A couple walked into my office some years back for advice on the right funding for their business. After analysing and asking questions, we concluded they could take a loan, and I advised them on the right product for their business. As they were about to leave, the lady turned back and asked, “hope your company is not one of those that operate with bad money? We hear some lenders are diabolical.”
In economics, bad money is a currency with a value equal to or lower than its face value. In this context, we’d contextualise it into a business structure.
Seeing my reaction, she shared some stories of how some people had taken funds and could never repay. Some resulted in the loss of assets for these people. In a nutshell, the result of borrowing led to a fall to grass from grace.
I invited them to sit again. I responded that not everything is sinister, and it could have been those people’s carelessness or lack of financial literacy. I know there is such thing as good money and bad money for your business. The characteristics of the money brought into a business reflect the requirements of the investors.
I asked questions like: did they have clear plans for the funds injected into their business? What was the plan to pay back? Were the funds injected into the business a right fit? There is such a thing as the right timing for funds in the business too. Was the money accessed at the right time? Did they divert the funds to meet other needs besides what they were given the money for? Did they analyse before making that diversion? Did they understand the terms of the agreement?
Quite frankly, lenders can be anyone in this case, including family and friends. I have heard many stories of how funds have been taken from these family and friends and how village people came knocking thereafter. One of the mistakes I have encountered with business owners is thinking they must accept funds whenever it is available without a clear plan. After all, this is free money. But the question is, “Is it really free?’”
Business owners also hardly properly analyse whether a loan would work for their business or if it’s the right fit. Unfortunately, this category of people sometimes falls into the hands of unstructured lenders or close relatives who won’t ask the right questions.
Businesses need to ensure that when they borrow money, they collect from structured lenders, or at least people who would ask them genuine or the right questions to understand their business. Questions like: What do they plan to use the funds for? What is/are the source(s) of repayment? How long would the repayment take? Is there a track record of previous borrowing? How was it handled? Are there current business borrowings? Can the business take on the debt? Is it possible to raise funds internally, that is, from the cash flow profits the business is generating? I say cash flow profits because not all profits mean liquidity. What is the current profitability of the business? How else can you pay back the loan if anything goes wrong?
The above questions are non-exhaustive. Asking these questions also forces the business owner to think through what they are about to get into and check if they have done their analysis correctly and need the loan.

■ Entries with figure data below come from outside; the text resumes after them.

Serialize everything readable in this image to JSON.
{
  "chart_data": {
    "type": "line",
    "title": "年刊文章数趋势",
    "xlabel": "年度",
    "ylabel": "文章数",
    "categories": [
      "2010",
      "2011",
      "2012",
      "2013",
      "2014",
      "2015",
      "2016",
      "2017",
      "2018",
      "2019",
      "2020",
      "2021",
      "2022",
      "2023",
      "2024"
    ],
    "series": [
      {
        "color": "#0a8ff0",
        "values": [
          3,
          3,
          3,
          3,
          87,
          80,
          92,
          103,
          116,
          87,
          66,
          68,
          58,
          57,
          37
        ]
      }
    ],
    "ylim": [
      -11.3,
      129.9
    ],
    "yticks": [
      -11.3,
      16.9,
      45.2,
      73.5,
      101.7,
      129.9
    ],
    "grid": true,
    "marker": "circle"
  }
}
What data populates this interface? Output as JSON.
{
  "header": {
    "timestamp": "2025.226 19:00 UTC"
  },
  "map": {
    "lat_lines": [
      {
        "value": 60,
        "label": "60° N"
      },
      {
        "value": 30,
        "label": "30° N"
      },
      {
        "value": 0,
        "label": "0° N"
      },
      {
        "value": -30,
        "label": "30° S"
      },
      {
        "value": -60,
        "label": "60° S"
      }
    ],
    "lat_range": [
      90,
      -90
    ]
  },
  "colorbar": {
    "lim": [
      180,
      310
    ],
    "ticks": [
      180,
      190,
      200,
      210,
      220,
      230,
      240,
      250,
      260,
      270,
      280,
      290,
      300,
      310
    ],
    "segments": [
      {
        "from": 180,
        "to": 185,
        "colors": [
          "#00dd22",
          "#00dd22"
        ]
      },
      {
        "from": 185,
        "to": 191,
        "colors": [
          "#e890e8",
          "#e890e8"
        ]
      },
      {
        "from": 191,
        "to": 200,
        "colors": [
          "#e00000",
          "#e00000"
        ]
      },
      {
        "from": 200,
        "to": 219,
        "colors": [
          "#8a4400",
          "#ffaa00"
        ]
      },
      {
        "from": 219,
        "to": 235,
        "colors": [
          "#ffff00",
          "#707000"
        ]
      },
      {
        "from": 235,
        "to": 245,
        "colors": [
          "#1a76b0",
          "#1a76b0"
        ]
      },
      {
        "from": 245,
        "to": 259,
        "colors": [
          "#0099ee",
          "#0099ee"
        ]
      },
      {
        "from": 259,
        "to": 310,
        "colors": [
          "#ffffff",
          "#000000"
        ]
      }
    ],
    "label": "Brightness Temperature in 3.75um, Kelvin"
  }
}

If you, as a business owner, have ticked all the boxes right, you should still ask questions, and ensure the loan you are collecting fits with your business’s cash flow. Know the terms and conditions for which you are accepting the funds, know the associated charges/fees for that money, and know what happens if there is a delay in payment. What penalties accrue to you? How can you avoid these penalties? Check that the money you intend to collect for your business is not ‘bad’ from the get-go.
After you take a loan, ensure to use the funds for what you took it for. Otherwise, you risk it becoming bad money. Also, make sure to meet your repayment as at when due to avoid penalties. Life also happens in business; keep your lender(s) in the know and be truthful. Running away helps no one, and it can become worse.
So, yes, there is such a thing as bad money, albeit not in the way one might think. If the funds gotten are not a right fit for your business, improperly planned or diverted, it can harm your business, and things can go really bad. Conversely, there is also good money. With funds adequately utilised for the business purpose for which it was gotten, your business should see the benefits.